Bisnis.com, JAKARTA - Pertumbuhan ekonomi di kuartal II/2022 diperkirakan akan lebih rendah dari kuartal II/2021 yang kala itu tumbuh 7 persen.
Meskipun ada peluang lebih rendah dari kuartal II/2021, Ekonom Center of Reform on Economics (Core) Indonesia Yusuf Rendy Manilet menyampaikan peluang untuk tetap tumbuh di level positif dan lebih tinggi daripada kuartal I/2022 cukup besar.
Setidaknya, kata Yusuf, ada dua sisi dinamika yang akan memengaruhi prospek pertumbuhan ekonomi di kuartal II/2022.
Pertama, semakin terkendalinya kasus Covid-19 mendorong kelompok masyarakat terutama kelas menengah ke atas untuk lebih leluasa dalam melakukan konsumsi.

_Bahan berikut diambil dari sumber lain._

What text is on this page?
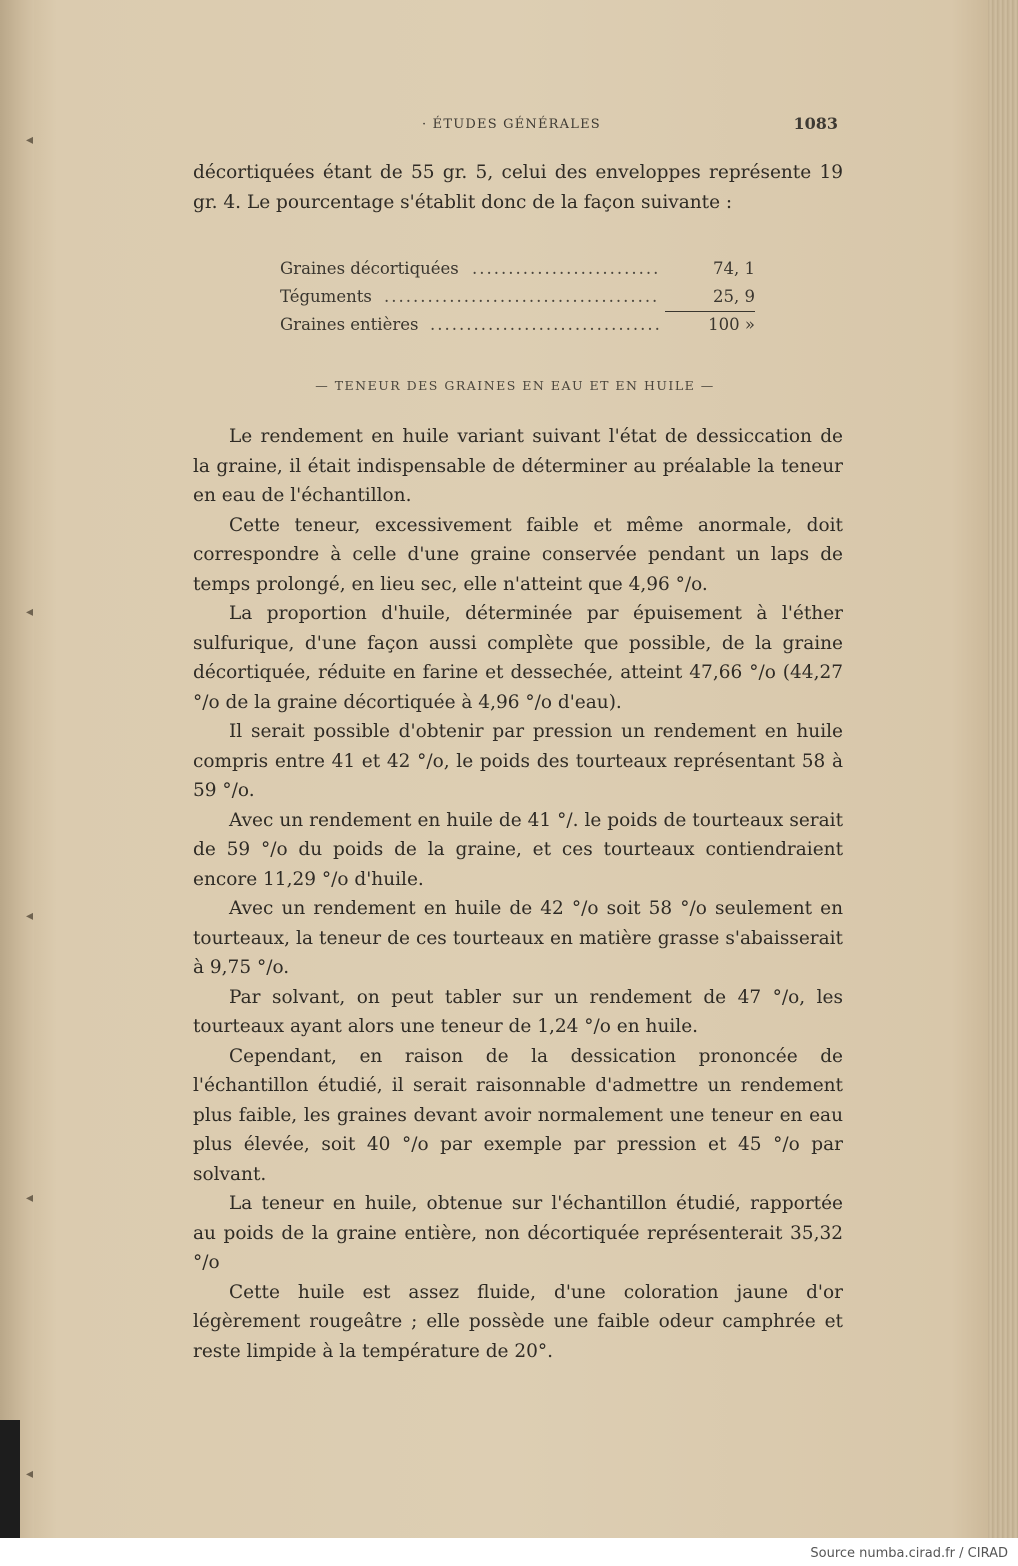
◂
◂
◂
◂
◂
· ÉTUDES GÉNÉRALES	1083

décortiquées étant de 55 gr. 5, celui des enveloppes représente 19 gr. 4. Le pourcentage s'établit donc de la façon suivante :

Graines décortiquées ..........................	74, 1
Téguments ......................................	25, 9
Graines entières ................................	100 »
— TENEUR DES GRAINES EN EAU ET EN HUILE —

Le rendement en huile variant suivant l'état de dessiccation de la graine, il était indispensable de déterminer au préalable la teneur en eau de l'échantillon.

Cette teneur, excessivement faible et même anormale, doit correspondre à celle d'une graine conservée pendant un laps de temps prolongé, en lieu sec, elle n'atteint que 4,96 °/o.

La proportion d'huile, déterminée par épuisement à l'éther sulfurique, d'une façon aussi complète que possible, de la graine décortiquée, réduite en farine et dessechée, atteint 47,66 °/o (44,27 °/o de la graine décortiquée à 4,96 °/o d'eau).

Il serait possible d'obtenir par pression un rendement en huile compris entre 41 et 42 °/o, le poids des tourteaux représentant 58 à 59 °/o.

Avec un rendement en huile de 41 °/. le poids de tourteaux serait de 59 °/o du poids de la graine, et ces tourteaux contiendraient encore 11,29 °/o d'huile.

Avec un rendement en huile de 42 °/o soit 58 °/o seulement en tourteaux, la teneur de ces tourteaux en matière grasse s'abaisserait à 9,75 °/o.

Par solvant, on peut tabler sur un rendement de 47 °/o, les tourteaux ayant alors une teneur de 1,24 °/o en huile.

Cependant, en raison de la dessication prononcée de l'échantillon étudié, il serait raisonnable d'admettre un rendement plus faible, les graines devant avoir normalement une teneur en eau plus élevée, soit 40 °/o par exemple par pression et 45 °/o par solvant.

La teneur en huile, obtenue sur l'échantillon étudié, rapportée au poids de la graine entière, non décortiquée représenterait 35,32 °/o

Cette huile est assez fluide, d'une coloration jaune d'or légèrement rougeâtre ; elle possède une faible odeur camphrée et reste limpide à la température de 20°.

Source numba.cirad.fr / CIRAD
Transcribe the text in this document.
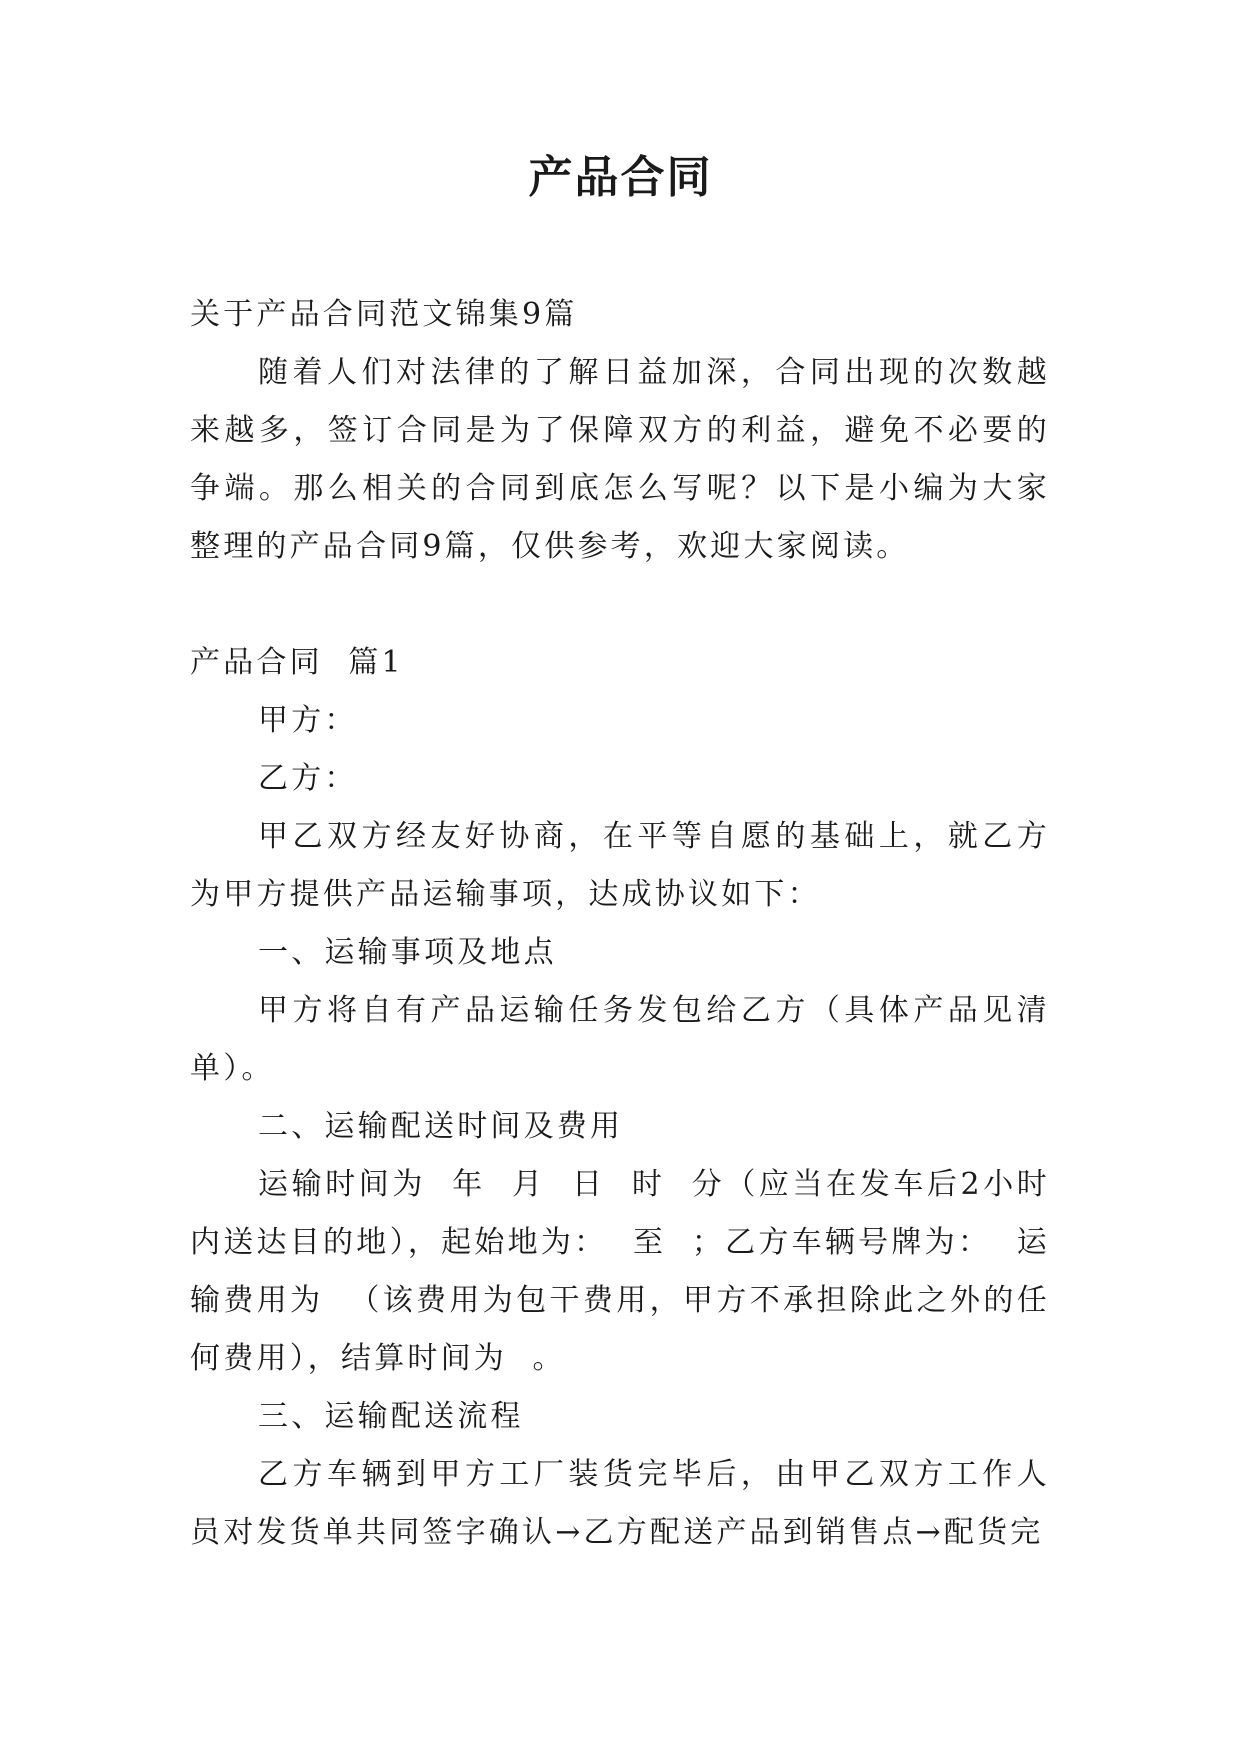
产品合同

关于产品合同范文锦集9篇

随着人们对法律的了解日益加深，合同出现的次数越来越多，签订合同是为了保障双方的利益，避免不必要的争端。那么相关的合同到底怎么写呢？以下是小编为大家整理的产品合同9篇，仅供参考，欢迎大家阅读。

产品合同  篇1

甲方：

乙方：

甲乙双方经友好协商，在平等自愿的基础上，就乙方为甲方提供产品运输事项，达成协议如下：

一、运输事项及地点

甲方将自有产品运输任务发包给乙方（具体产品见清单）。

二、运输配送时间及费用

运输时间为  年  月  日  时  分（应当在发车后2小时内送达目的地），起始地为：  至  ；乙方车辆号牌为：  运输费用为  （该费用为包干费用，甲方不承担除此之外的任何费用），结算时间为  。

三、运输配送流程

乙方车辆到甲方工厂装货完毕后，由甲乙双方工作人员对发货单共同签字确认→乙方配送产品到销售点→配货完
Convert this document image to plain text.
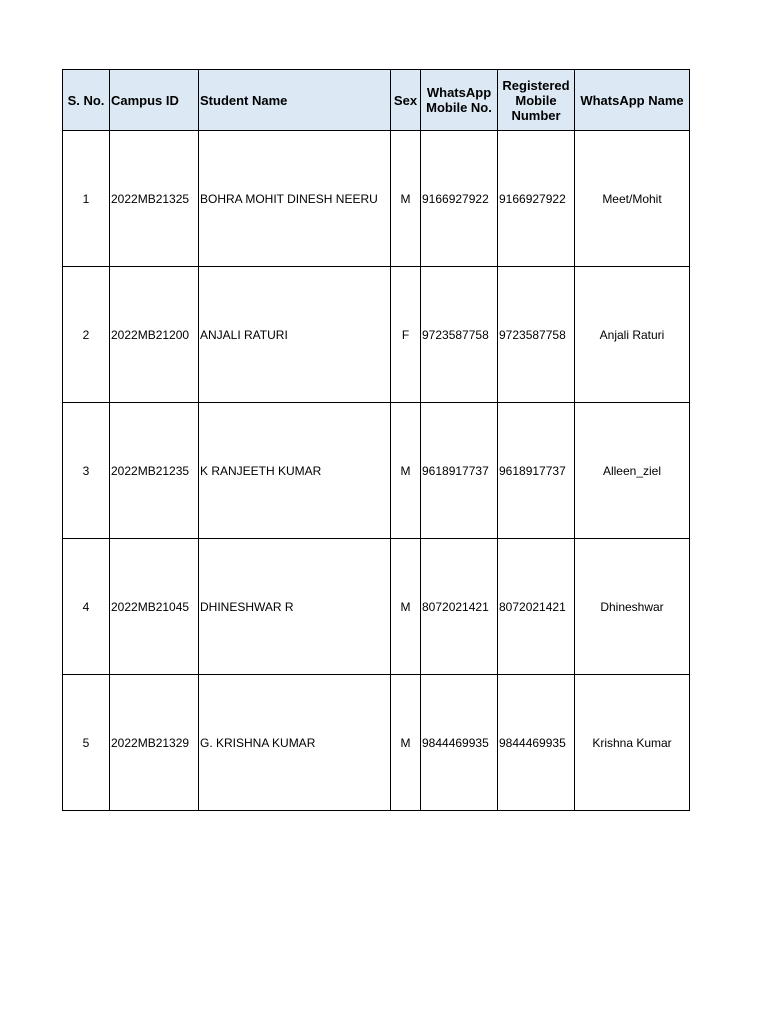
S. No.	Campus ID	Student Name	Sex	WhatsApp Mobile No.	Registered Mobile Number	WhatsApp Name
1	2022MB21325	BOHRA MOHIT DINESH NEERU	M	9166927922	9166927922	Meet/Mohit
2	2022MB21200	ANJALI RATURI	F	9723587758	9723587758	Anjali Raturi
3	2022MB21235	K RANJEETH KUMAR	M	9618917737	9618917737	Alleen_ziel
4	2022MB21045	DHINESHWAR R	M	8072021421	8072021421	Dhineshwar
5	2022MB21329	G. KRISHNA KUMAR	M	9844469935	9844469935	Krishna Kumar
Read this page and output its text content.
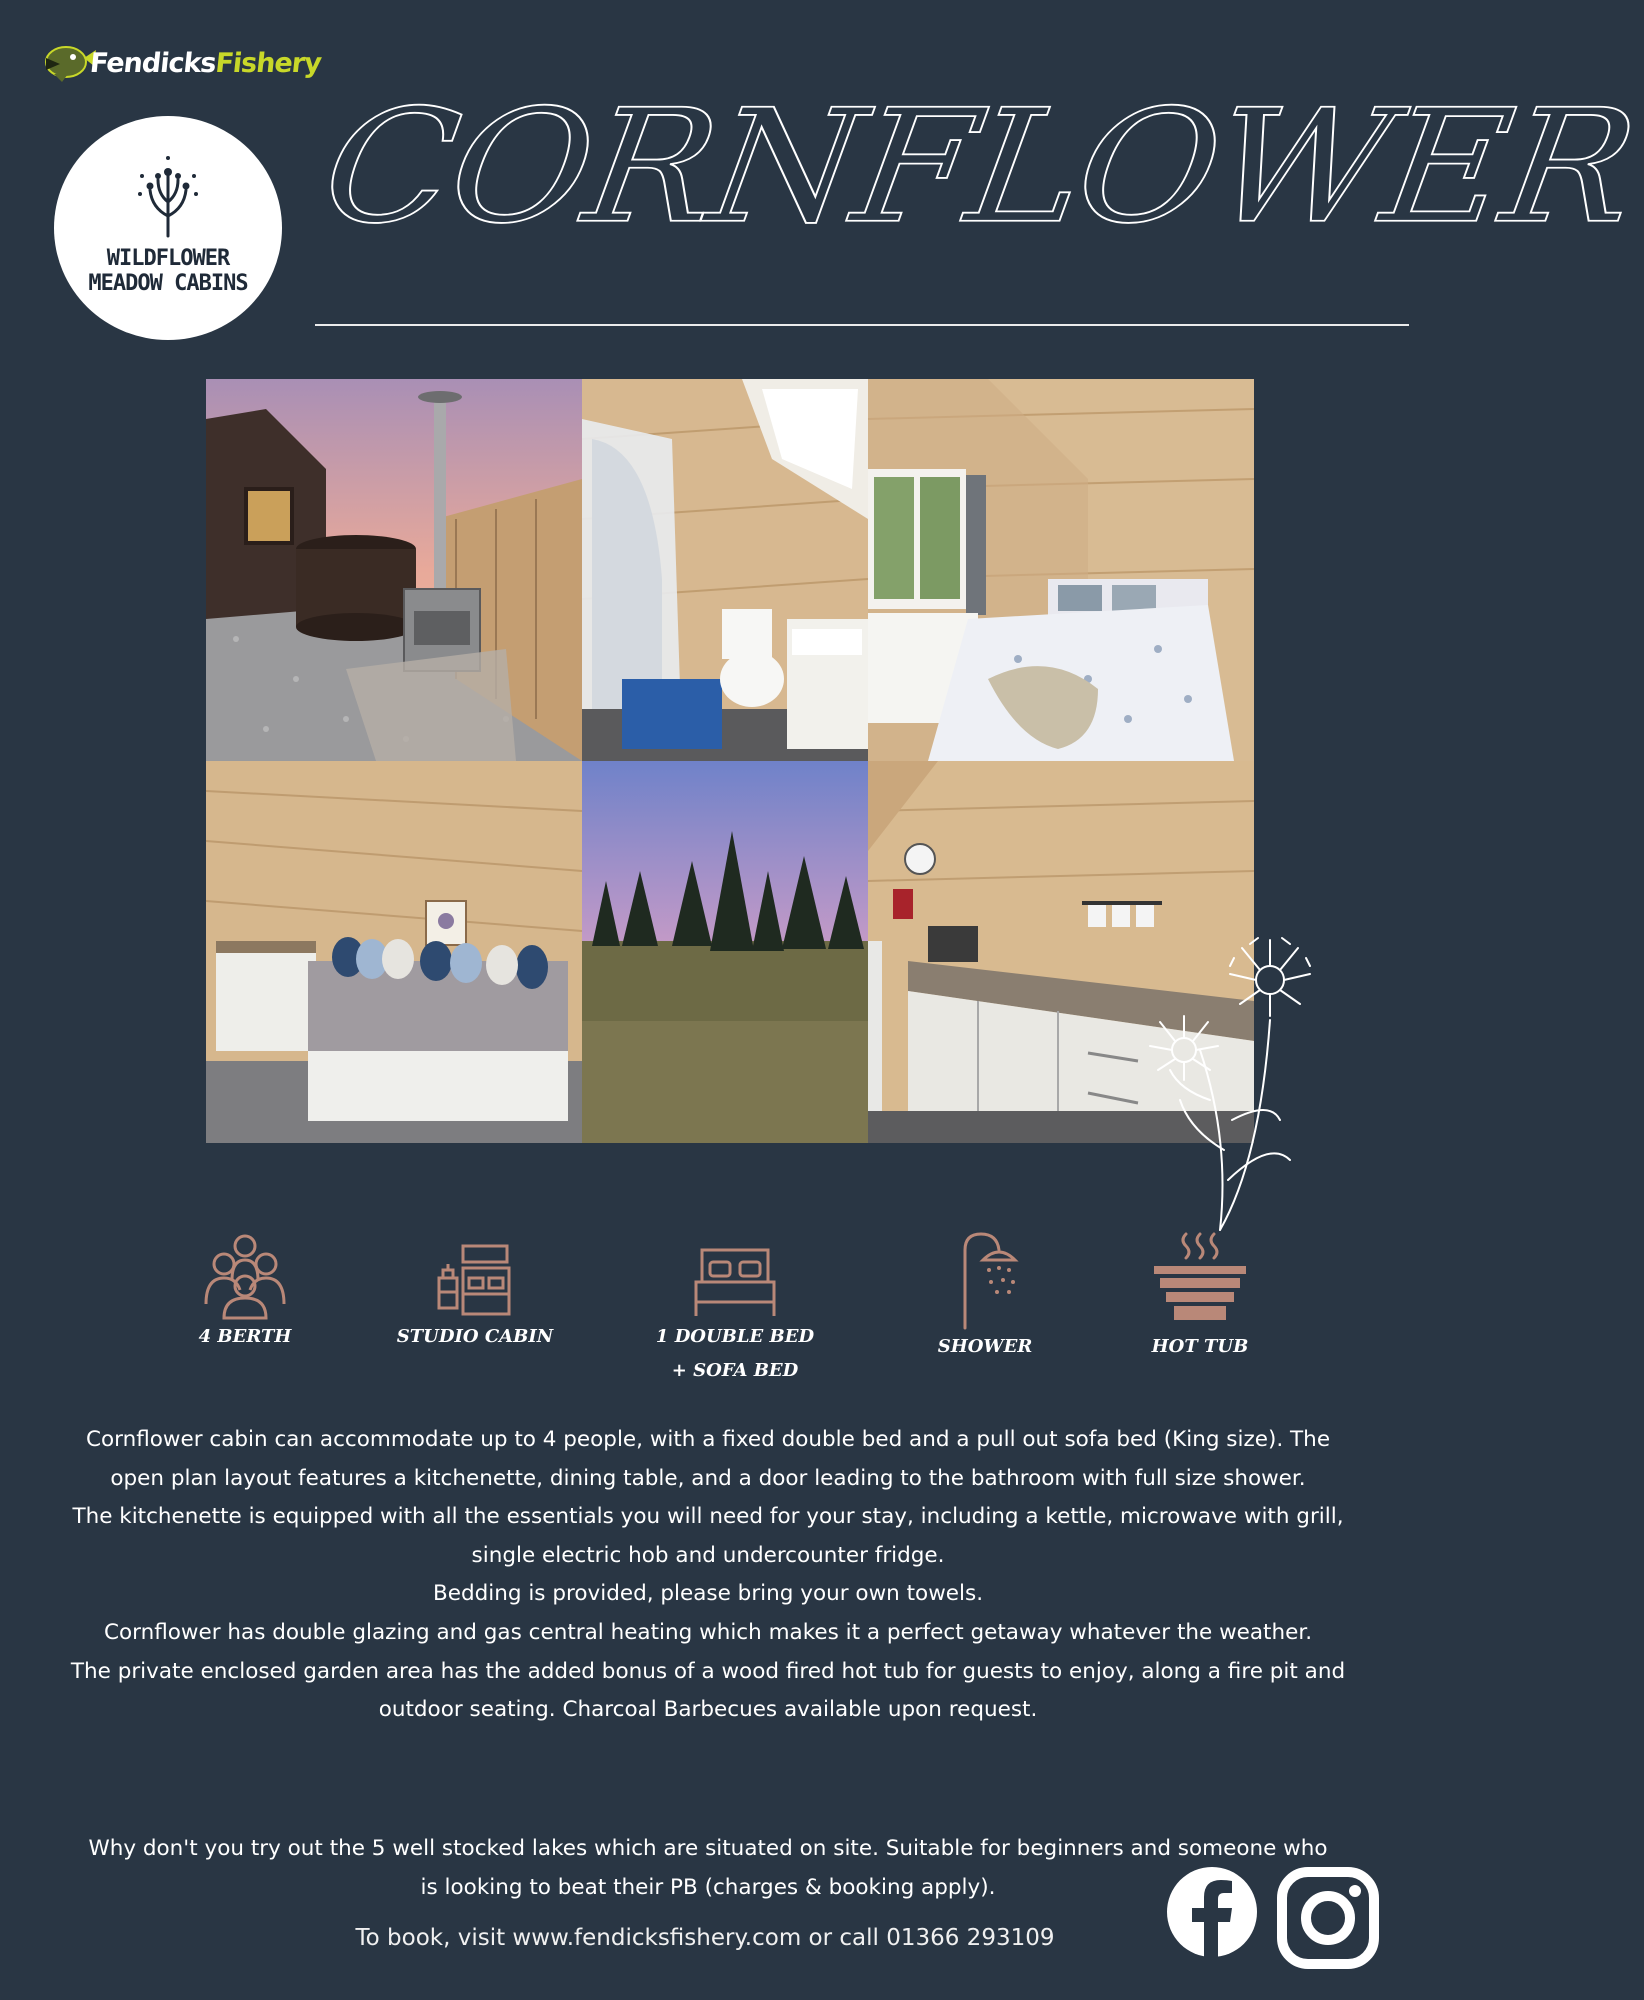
FendicksFishery
WILDFLOWER
MEADOW CABINS
CORNFLOWER
4 BERTH	STUDIO CABIN	1 DOUBLE BED
+ SOFA BED
SHOWER	HOT TUB

Cornflower cabin can accommodate up to 4 people, with a fixed double bed and a pull out sofa bed (King size). The open plan layout features a kitchenette, dining table, and a door leading to the bathroom with full size shower.

The kitchenette is equipped with all the essentials you will need for your stay, including a kettle, microwave with grill, single electric hob and undercounter fridge.

Bedding is provided, please bring your own towels.

Cornflower has double glazing and gas central heating which makes it a perfect getaway whatever the weather.

The private enclosed garden area has the added bonus of a wood fired hot tub for guests to enjoy, along a fire pit and outdoor seating. Charcoal Barbecues available upon request.

Why don't you try out the 5 well stocked lakes which are situated on site. Suitable for beginners and someone who is looking to beat their PB (charges & booking apply).
To book, visit www.fendicksfishery.com or call 01366 293109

"Kita tahu sendiri proporsi kelompok ini di dalam total konsumsi di dalam negeri kan cukup besar. Sehingga kalau seandainya kelompok ini lebih leluasa dalam melakukan konsumsi maka saya kira itu kan linear dengan upaya atau prospek pertumbuhan konsumsi rumah tangga di kuartal kedua nanti," katanya kepada Bisnis, Senin (4/4/2022).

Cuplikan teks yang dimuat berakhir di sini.